Yogurt Marinated Salmon Fillets
|Plain non-fat yogurt||1 Cup (16 tbs), whisked|
|Garlic clove||6 Medium, minced|
|Fresh ginger||4 Inch, peeled and minced|
|Finely chopped fresh cilantro||2 Tablespoon|
|Coriander seeds||1 Tablespoon, ground|
|Cumin seeds||1 Teaspoon, ground|
|Ground turmeric||1⁄4 Teaspoon|
|Boneless skinless salmon fillets||24 Ounce (4 Pieces, 6 Ounce Each)|
1. Combine all the ingredients except the salmon fillets in a zip-close plastic bag; mix well. Add the fillets. Squeeze out the air and seal the bag; turn to coat the fillets. Refrigerate, turning the bag occasionally, at least 2 hours or overnight.
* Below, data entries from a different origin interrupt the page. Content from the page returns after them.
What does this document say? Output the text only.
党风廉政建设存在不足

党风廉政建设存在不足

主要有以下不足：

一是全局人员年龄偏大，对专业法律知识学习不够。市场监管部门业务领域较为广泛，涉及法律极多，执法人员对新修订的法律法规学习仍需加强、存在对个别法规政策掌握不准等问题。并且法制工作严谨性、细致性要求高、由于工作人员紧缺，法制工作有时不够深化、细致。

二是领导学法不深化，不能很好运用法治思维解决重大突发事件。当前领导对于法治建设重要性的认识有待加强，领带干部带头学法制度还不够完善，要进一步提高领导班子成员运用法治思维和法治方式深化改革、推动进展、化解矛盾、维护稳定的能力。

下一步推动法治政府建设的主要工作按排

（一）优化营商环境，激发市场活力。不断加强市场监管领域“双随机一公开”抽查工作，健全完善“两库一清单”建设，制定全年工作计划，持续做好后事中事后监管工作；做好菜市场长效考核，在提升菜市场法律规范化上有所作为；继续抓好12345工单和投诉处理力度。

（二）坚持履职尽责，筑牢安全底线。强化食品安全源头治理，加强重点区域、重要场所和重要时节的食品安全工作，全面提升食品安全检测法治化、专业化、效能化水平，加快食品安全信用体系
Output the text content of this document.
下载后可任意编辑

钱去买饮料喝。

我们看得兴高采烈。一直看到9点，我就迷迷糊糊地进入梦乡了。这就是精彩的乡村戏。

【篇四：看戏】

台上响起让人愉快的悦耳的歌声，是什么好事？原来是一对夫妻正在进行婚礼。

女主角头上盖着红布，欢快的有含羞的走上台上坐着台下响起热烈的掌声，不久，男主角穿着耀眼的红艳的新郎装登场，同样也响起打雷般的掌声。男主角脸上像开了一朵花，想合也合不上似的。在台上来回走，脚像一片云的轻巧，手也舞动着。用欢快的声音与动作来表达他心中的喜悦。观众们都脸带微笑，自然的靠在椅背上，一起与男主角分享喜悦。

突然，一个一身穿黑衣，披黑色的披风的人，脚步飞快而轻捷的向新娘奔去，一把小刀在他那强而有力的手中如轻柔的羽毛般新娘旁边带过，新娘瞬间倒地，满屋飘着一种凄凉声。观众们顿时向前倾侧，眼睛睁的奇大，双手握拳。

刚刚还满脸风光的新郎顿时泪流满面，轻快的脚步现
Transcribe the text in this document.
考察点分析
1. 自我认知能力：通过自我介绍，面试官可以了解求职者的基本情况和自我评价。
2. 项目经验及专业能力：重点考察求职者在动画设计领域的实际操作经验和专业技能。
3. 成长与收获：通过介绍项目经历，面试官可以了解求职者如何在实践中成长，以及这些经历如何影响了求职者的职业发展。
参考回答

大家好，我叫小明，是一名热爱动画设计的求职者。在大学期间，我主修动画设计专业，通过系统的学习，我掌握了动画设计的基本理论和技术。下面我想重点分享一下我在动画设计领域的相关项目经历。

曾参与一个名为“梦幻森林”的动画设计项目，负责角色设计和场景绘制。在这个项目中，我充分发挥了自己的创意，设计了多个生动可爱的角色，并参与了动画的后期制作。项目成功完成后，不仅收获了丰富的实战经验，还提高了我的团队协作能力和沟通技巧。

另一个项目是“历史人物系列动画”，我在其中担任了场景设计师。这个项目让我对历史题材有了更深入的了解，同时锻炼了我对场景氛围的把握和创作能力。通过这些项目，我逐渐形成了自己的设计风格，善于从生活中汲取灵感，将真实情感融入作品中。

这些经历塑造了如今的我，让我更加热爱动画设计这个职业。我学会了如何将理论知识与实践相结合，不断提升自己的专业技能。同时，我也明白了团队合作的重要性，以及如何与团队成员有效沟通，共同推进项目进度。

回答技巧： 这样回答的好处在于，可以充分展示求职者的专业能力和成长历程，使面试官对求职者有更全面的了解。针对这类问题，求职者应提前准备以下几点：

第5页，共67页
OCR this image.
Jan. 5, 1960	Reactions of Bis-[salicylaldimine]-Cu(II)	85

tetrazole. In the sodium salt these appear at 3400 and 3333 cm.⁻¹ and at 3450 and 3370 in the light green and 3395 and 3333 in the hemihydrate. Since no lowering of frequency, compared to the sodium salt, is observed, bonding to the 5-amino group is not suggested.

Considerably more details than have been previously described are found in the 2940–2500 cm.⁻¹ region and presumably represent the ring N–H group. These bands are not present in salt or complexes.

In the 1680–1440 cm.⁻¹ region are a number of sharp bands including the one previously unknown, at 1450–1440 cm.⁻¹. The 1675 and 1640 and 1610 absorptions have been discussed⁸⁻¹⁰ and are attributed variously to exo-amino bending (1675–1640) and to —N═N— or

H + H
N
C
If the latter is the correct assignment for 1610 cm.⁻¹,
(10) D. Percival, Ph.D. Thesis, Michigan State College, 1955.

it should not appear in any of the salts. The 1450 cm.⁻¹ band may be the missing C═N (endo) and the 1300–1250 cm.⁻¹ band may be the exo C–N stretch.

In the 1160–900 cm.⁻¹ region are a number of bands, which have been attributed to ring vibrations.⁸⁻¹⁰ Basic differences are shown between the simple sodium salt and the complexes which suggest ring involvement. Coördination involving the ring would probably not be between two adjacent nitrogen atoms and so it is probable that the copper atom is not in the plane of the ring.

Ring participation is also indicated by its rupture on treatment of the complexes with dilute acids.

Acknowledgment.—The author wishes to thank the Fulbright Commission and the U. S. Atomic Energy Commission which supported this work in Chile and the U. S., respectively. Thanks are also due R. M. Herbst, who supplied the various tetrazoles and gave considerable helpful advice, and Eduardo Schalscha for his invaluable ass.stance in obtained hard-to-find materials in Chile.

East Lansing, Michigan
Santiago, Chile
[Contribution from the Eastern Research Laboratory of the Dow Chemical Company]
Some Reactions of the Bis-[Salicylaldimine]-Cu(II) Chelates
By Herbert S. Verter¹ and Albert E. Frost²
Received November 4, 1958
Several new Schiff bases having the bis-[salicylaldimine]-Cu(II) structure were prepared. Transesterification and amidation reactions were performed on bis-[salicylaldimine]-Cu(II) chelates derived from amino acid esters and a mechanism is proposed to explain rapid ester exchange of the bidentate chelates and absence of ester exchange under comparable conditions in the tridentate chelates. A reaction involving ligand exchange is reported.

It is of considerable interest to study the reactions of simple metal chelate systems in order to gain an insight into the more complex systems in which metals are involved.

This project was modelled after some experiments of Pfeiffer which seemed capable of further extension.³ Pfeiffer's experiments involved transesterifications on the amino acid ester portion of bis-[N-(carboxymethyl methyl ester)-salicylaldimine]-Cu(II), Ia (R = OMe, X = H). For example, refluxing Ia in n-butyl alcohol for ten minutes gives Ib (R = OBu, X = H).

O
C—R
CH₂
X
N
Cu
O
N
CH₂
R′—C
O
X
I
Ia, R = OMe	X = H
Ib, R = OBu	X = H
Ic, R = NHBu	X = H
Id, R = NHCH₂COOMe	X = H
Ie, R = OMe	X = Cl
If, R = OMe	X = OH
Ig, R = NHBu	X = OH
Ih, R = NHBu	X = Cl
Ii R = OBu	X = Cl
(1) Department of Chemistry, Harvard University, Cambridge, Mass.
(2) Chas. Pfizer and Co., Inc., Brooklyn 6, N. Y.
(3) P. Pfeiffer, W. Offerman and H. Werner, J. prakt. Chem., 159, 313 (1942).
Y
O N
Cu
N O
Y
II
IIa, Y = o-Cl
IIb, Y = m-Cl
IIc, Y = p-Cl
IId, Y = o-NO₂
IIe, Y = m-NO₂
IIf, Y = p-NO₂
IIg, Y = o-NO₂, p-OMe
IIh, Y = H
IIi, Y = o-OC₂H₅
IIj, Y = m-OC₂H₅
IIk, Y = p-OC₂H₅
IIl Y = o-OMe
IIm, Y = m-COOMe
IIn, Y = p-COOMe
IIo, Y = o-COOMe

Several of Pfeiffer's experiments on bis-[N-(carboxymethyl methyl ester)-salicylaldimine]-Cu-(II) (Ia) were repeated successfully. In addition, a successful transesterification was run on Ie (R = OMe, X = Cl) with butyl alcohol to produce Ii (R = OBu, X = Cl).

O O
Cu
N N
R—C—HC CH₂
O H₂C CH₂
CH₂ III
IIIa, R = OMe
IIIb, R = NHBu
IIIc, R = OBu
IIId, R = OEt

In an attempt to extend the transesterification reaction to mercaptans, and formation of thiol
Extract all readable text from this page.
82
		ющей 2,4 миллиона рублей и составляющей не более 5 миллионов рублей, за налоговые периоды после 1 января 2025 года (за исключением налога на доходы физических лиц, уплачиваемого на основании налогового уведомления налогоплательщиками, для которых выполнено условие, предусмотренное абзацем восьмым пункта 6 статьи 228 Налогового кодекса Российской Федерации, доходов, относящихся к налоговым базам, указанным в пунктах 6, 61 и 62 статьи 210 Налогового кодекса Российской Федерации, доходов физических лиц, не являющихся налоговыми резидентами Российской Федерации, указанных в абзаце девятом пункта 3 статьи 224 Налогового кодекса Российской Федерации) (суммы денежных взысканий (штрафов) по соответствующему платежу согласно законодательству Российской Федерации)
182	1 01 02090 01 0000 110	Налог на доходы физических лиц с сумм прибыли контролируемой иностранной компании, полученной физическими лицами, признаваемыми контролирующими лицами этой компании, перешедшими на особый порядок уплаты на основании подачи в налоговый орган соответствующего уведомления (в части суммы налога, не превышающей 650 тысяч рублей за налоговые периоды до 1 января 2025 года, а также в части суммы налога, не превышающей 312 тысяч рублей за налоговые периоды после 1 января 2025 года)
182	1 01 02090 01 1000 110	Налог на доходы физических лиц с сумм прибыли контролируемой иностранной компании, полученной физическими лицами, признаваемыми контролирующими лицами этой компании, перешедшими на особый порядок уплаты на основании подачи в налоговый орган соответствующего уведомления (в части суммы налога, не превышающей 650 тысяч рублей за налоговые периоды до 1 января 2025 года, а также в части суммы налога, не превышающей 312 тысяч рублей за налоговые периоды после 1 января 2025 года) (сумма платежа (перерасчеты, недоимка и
2. Spray the broiler rack with nonstick spray; preheat the broiler. Remove the salmon fillets from the marinade and place on a plate, pouring off the excess marinade into a small saucepan.
3. Bring the marinade to a boil over medium-high heat; reduce the heat and simmer, stirring occasionally, 2 minutes. Set aside.
4. Place the fillets on the broiler rack and broil 5 inches from heat, brushing with the reserved marinade once or twice during cooking, until the salmon is crusty-brown and flakes easily with a fork, about 5-7 minutes per side.